A Highland man on trial for a pair of rapes that occurred in south Orange County more than two decades ago denies he was responsible for the assaults, with his attorney telling jurors on Wednesday, Jan. 25, that they were actually carried out by his client’s twin brother.
Kevin Konther, now 57, was arrested in 2019 after authorities say his DNA was tied to the 1995 rape of a 9-year-old girl in Lake Forest and the 1998 rape of a 32-year-old woman runner in Mission Viejo. Authorities have acknowledged that the DNA allegedly matched his twin brother as well, but they said further investigation led them to identify Kevin Konther as the suspect.
Konther is also accused of lewd acts with a girlfriend’s daughter when she was 8 or 9 years old at the couple’s homes in Huntington Beach and Highland.
During openings statements on Wednesday in a Santa Ana courtroom, Deputy District Attorney Juliet Oliver told an Orange County Superior Court jury that in surreptitiously recorded conversations between the brothers in police vehicles and at the Huntington Beach jail Kevin Konther, after both were arrested, expressed no shock at his arrest, while his brother was upset and angry.
The twin was released and never charged. In those secret records, the prosecutor said, Kevin Konther made incriminating statements while his brother did not.
Deputy Public Defender Jessica Ann Sweeny told jurors that the twins have been close their entire lives, though Kevin Konther was considered by others as the less successful “black sheep” of the family.
“Kevin was not the one who committed these crimes, it was (his brother),” the defense attorney said. “Just as he has his entire life, Kevin covered for (his brother) and decided he would be the one to take the blame.”
The first victim, now 36, took the stand Wednesday to describe how she was almost home after walking to a nearby store to pick up a magazine and school supplies when a man came up behind her, put a hand over her mouth, said he had a knife and ordered her not to scream as he pushed her down an embankment and into Serrano Park.
“I was terrified, I thought he was going to kill me,” she testified. “I begged him not to hurt me. I still had quarters in my pocket I told him he could take. I didn’t know what he wanted.”
The woman said she pleaded with the attacker not to kill her, as he forced her to take off her clothes and raped her.

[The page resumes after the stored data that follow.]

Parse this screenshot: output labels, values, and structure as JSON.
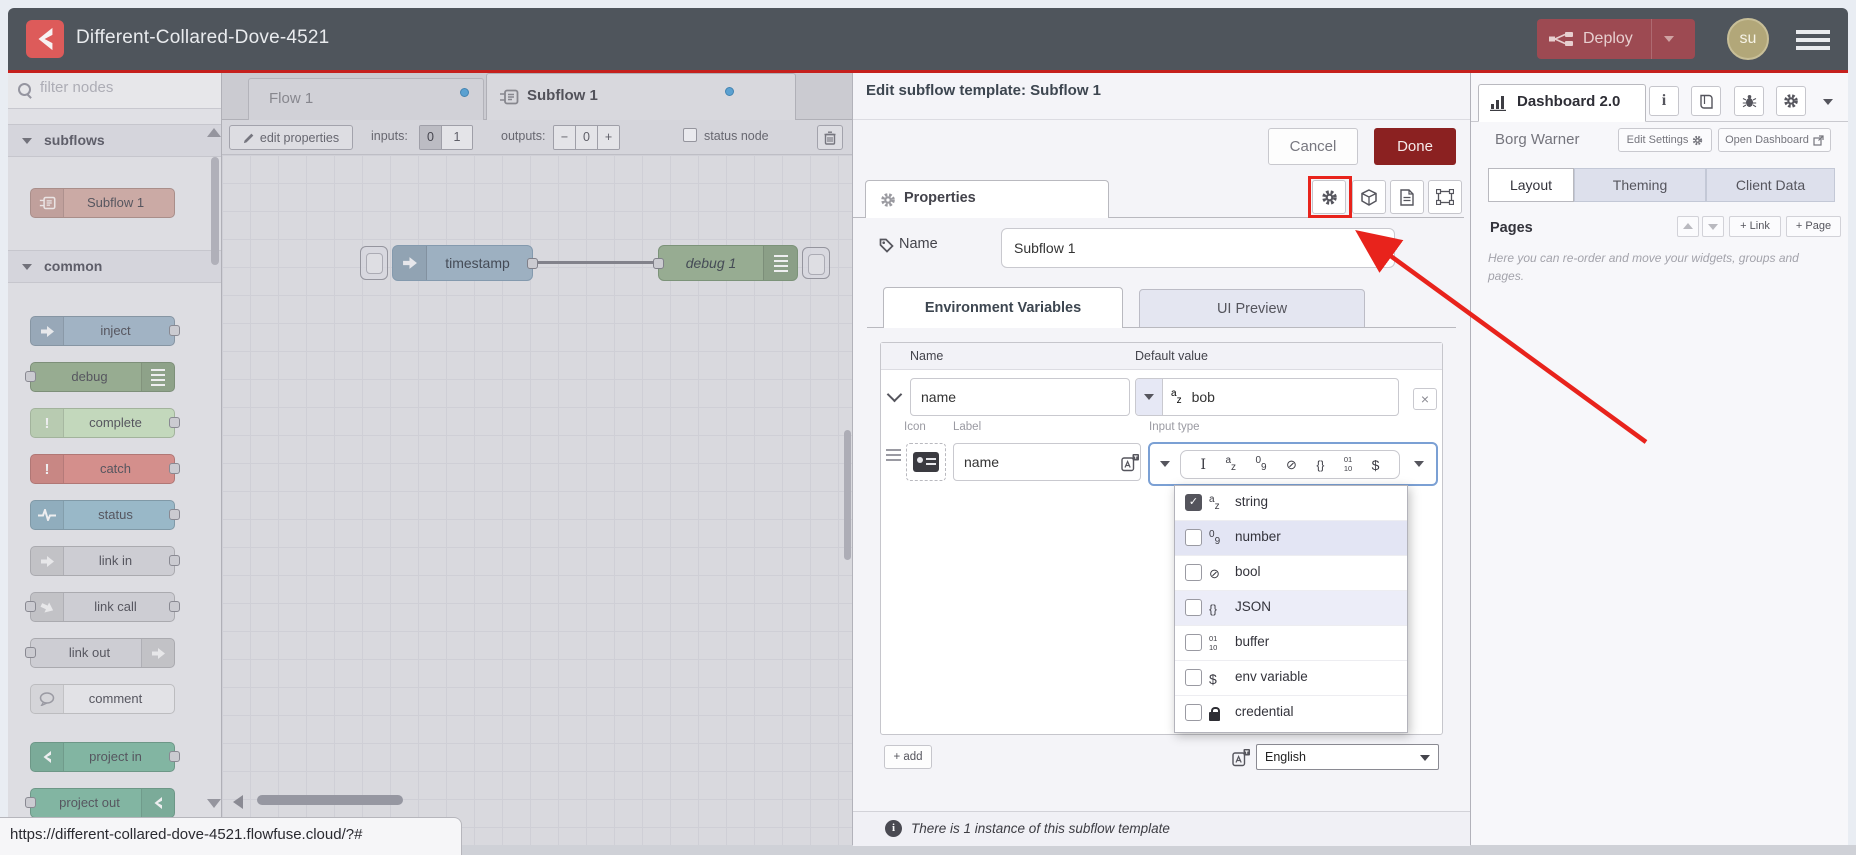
{
  "header": {
    "title": "Different-Collared-Dove-4521",
    "deploy_label": "Deploy",
    "avatar_initials": "su",
    "colors": {
      "bar": "#4f555c",
      "accent_line": "#c5201d",
      "deploy_bg": "#9d4a52",
      "avatar_bg": "#b2a779",
      "logo_bg": "#dd5b5a"
    }
  },
  "palette": {
    "filter_placeholder": "filter nodes",
    "categories": [
      {
        "label": "subflows",
        "nodes": [
          {
            "label": "Subflow 1",
            "color": "#d8b2aa"
          }
        ]
      },
      {
        "label": "common",
        "nodes": [
          {
            "label": "inject",
            "color": "#a8bccd"
          },
          {
            "label": "debug",
            "color": "#9cb493"
          },
          {
            "label": "complete",
            "color": "#cfe6c4"
          },
          {
            "label": "catch",
            "color": "#e2938e"
          },
          {
            "label": "status",
            "color": "#9fc2d2"
          },
          {
            "label": "link in",
            "color": "#dadade"
          },
          {
            "label": "link call",
            "color": "#dadade"
          },
          {
            "label": "link out",
            "color": "#dadade"
          },
          {
            "label": "comment",
            "color": "#f2f2f4"
          },
          {
            "label": "project in",
            "color": "#85bfa7"
          },
          {
            "label": "project out",
            "color": "#85bfa7"
          }
        ]
      }
    ]
  },
  "workspace": {
    "tabs": [
      {
        "label": "Flow 1"
      },
      {
        "label": "Subflow 1"
      }
    ],
    "toolbar": {
      "edit_properties": "edit properties",
      "inputs_label": "inputs:",
      "input_off": "0",
      "input_on": "1",
      "outputs_label": "outputs:",
      "minus": "−",
      "output_count": "0",
      "plus": "+",
      "status_node_label": "status node"
    },
    "nodes": [
      {
        "label": "timestamp"
      },
      {
        "label": "debug 1"
      }
    ]
  },
  "dialog": {
    "title": "Edit subflow template: Subflow 1",
    "cancel_label": "Cancel",
    "done_label": "Done",
    "properties_tab": "Properties",
    "name_label": "Name",
    "name_value": "Subflow 1",
    "tabs": {
      "env": "Environment Variables",
      "ui": "UI Preview"
    },
    "env_table": {
      "name_header": "Name",
      "default_header": "Default value",
      "row": {
        "name": "name",
        "default_value": "bob"
      },
      "detail": {
        "icon_label": "Icon",
        "label_label": "Label",
        "label_value": "name",
        "input_type_label": "Input type"
      }
    },
    "type_options": [
      {
        "label": "string",
        "checked": true
      },
      {
        "label": "number",
        "checked": false
      },
      {
        "label": "bool",
        "checked": false
      },
      {
        "label": "JSON",
        "checked": false
      },
      {
        "label": "buffer",
        "checked": false
      },
      {
        "label": "env variable",
        "checked": false
      },
      {
        "label": "credential",
        "checked": false
      }
    ],
    "add_label": "add",
    "language_value": "English",
    "footer_note": "There is 1 instance of this subflow template",
    "done_color": "#8b2121"
  },
  "sidebar": {
    "dashboard_tab": "Dashboard 2.0",
    "project_label": "Borg Warner",
    "edit_settings_label": "Edit Settings",
    "open_dashboard_label": "Open Dashboard",
    "tabs": [
      "Layout",
      "Theming",
      "Client Data"
    ],
    "pages_label": "Pages",
    "link_button": "+ Link",
    "page_button": "+ Page",
    "help_text": "Here you can re-order and move your widgets, groups and pages."
  },
  "annotation": {
    "color": "#e8231c",
    "target": "subflow-properties-gear-button"
  },
  "status_bar": {
    "url": "https://different-collared-dove-4521.flowfuse.cloud/?#"
  }
}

“I told him ‘Please, I’m only nine,’ ” she testified. “He kind of laughed and said something along the lines of, ‘Yeah, right.’ “
Three years later, the prosecutor said, a man grabbed a 32-year-old woman who was running along a secluded bike trail close to the foot of the Saddleback Mountains on the outskirts of Mission Viejo, dragged her down an embankment and raped her.
DNA collected during forensic examinations of the girl and the woman shortly after the rapes led investigators to determine that the same man had carried out both sexual assaults. But without any suspects, the case went cold until it was reopened by an Orange County Sheriff’s Department investigator in 2018.
That investigator worked with the FBI’s Genealogy Team to explore familial DNA searches similar to those that had gained widespread attention at the time in catching the so-called Golden State Killer, sheriff officials previously indicated. It wasn’t disclosed how DNA from one of the brothers, or a family member, ended up in a database.
The prosecutor on Wednesday said the investigator also compared the DNA collected at the crime scenes to samples collected from the Konthers from their trash.
After the investigator identified Konther as a suspect, he learned of accusations against him made by a girlfriend’s daughter in 2003. The prosecutor alleged that Konther would come into the girl’s room naked while she was pretending to sleep, would stand “uncomfortably close” and would sometimes pull down her pants and underwear.
Konther’s attorney told jurors that they would hear no evidence placing him in the areas where the rapes took place “other than speculation from a disgruntled ex-girlfriend.” She added that when confronted initially by law enforcement with the allegations related to his girlfriend’s daughter, Konther willingly offered to give a DNA sample.
“Someone who is guilty of something in 1995 and 1998 is not willingly going to give a DNA sample,” Sweeny said.